Auf versuchten Totschlag hatte die Anklage gelautet. Doch das für Tötungsdelikte zuständige Schwurgericht hatte die Eröffnung des Verfahrens abgelehnt. Lediglich als gefährliche Körperverletzung ließ sie es zu und verwies es an die Jugendschutzkammer.

Gericht sieht keinen Tötungsvorsatz

Das Schwurgericht sprach zwar von einer "rohen Misshandlung" des Babys durch seinen Vater, sah aber keinen Tötungsvorsatz. Es habe auch keine akute Lebensgefahr bestanden, begründete es seinen Beschluss. Denn die Mutter selbst habe keinesfalls von Erstickungsanzeichen berichtet, sondern von einer ruhigen Nasenatmung. Im übrigen habe sie auch nur von zwei Feuchttüchern gesprochen, nicht von den vier Tüchern der Anklage. Es sei auch keineswegs gerichtlich festzustellen, wie lange und wie tief die Tücher im Mund des Kindes gesteckt hätten.

So groß habe die Furcht der Mutter vor ihrem Lebensgefährten auch nicht sein können. Denn nach der mutmaßlichen Tat sei sie mit Liam zu den Eltern des Angeklagten gefahren. Ihnen habe sie den Kleinen anvertraut, weil sie selbst feiern gehen wollte.

"Intellektuell unreifer" Angeklagter

Der Angeklagte, der vom Schwurgericht als "intellektuell unreif" bezeichnet wurde, weist jede Verantwortung von sich. Über seinen Verteidiger Christoph Landau lässt er erklären, dass seine Lebensgefährtin sich um den quengeligen Liam gekümmert habe. Auf einmal habe er aus dem Nebenraum gehört, dass Ruhe war. Er habe nachgesehen und in Liams Mund Tücher gesehen. Die habe er herausgenommen. Seine Freundin sei dann mit dem Kind weggegangen. Er habe das alles nicht so schlimm gefunden.

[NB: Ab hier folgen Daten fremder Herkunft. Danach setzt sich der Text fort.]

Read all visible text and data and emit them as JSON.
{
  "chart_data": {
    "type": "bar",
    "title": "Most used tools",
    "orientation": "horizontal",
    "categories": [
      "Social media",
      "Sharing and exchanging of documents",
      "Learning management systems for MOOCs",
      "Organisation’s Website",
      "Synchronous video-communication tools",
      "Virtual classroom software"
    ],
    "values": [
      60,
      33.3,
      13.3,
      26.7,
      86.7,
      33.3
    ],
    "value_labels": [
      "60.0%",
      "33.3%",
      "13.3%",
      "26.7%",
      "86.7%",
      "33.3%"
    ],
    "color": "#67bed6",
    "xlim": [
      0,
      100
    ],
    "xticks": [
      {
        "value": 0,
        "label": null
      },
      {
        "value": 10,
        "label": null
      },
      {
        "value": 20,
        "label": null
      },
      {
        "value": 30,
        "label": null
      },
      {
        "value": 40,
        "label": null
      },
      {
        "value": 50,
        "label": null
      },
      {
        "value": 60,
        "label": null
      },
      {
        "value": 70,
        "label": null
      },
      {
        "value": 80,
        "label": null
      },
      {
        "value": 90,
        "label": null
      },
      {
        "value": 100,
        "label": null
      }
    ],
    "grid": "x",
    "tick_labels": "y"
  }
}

Dagegen steht die Aussage der 22 Jahre alte Mutter von Liam. Sie wiederholt die Vorwürfe gegen ihren früheren Lebensgefährten. Allerdings reagiert sie gereizt, bricht auch mal in Tränen aus, als sie mehrfach auf Widersprüche zu ihrer polizeilichen Vernehmung angesprochen wird. So genau weiß sie auch nicht, warum sie am Tattag nicht Polizei oder Notarzt alarmiert habe.

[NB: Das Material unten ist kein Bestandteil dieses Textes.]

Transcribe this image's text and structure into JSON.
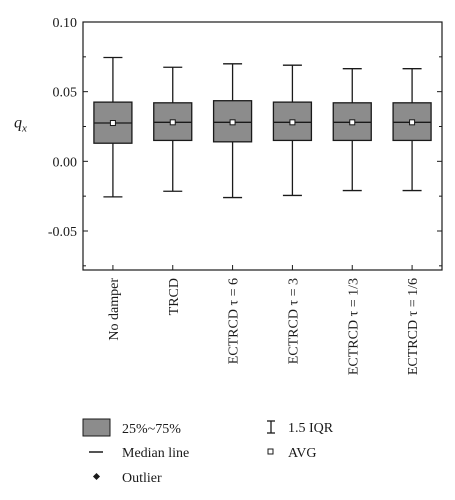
{
  "chart_data": {
    "type": "box",
    "ylabel_main": "q",
    "ylabel_sub": "x",
    "ylim": [
      -0.078,
      0.1
    ],
    "yticks": [
      -0.05,
      0.0,
      0.05,
      0.1
    ],
    "ytick_labels": [
      "-0.05",
      "0.00",
      "0.05",
      "0.10"
    ],
    "categories": [
      "No damper",
      "TRCD",
      "ECTRCD τ = 6",
      "ECTRCD τ = 3",
      "ECTRCD τ = 1/3",
      "ECTRCD τ = 1/6"
    ],
    "boxes": [
      {
        "whisker_low": -0.0255,
        "q1": 0.013,
        "median": 0.0275,
        "q3": 0.0425,
        "whisker_high": 0.0745,
        "avg": 0.0275
      },
      {
        "whisker_low": -0.0215,
        "q1": 0.015,
        "median": 0.028,
        "q3": 0.042,
        "whisker_high": 0.0675,
        "avg": 0.028
      },
      {
        "whisker_low": -0.026,
        "q1": 0.014,
        "median": 0.028,
        "q3": 0.0435,
        "whisker_high": 0.07,
        "avg": 0.028
      },
      {
        "whisker_low": -0.0245,
        "q1": 0.015,
        "median": 0.028,
        "q3": 0.0425,
        "whisker_high": 0.069,
        "avg": 0.028
      },
      {
        "whisker_low": -0.021,
        "q1": 0.015,
        "median": 0.028,
        "q3": 0.042,
        "whisker_high": 0.0665,
        "avg": 0.028
      },
      {
        "whisker_low": -0.021,
        "q1": 0.015,
        "median": 0.028,
        "q3": 0.042,
        "whisker_high": 0.0665,
        "avg": 0.028
      }
    ],
    "box_color": "#8c8c8c",
    "legend": {
      "box": "25%~75%",
      "median": "Median line",
      "outlier": "Outlier",
      "iqr": "1.5 IQR",
      "avg": "AVG"
    }
  }
}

Sechs Tage hat das Gericht zur Aufklärung angesetzt. Dass er gewalttätig sein kann, hat der Angeklagte übrigens im Februar eingeräumt. Da war er am Amtsgericht angeklagt, weil er im vergangenen Sommer seine damals schwangere Freundin, Liams Mutter, in den Schwitzkasten genommen hatte. Dafür bekam er eineinhalb Jahre Haft mit Bewährung und ein Anti-Gewalt-Training.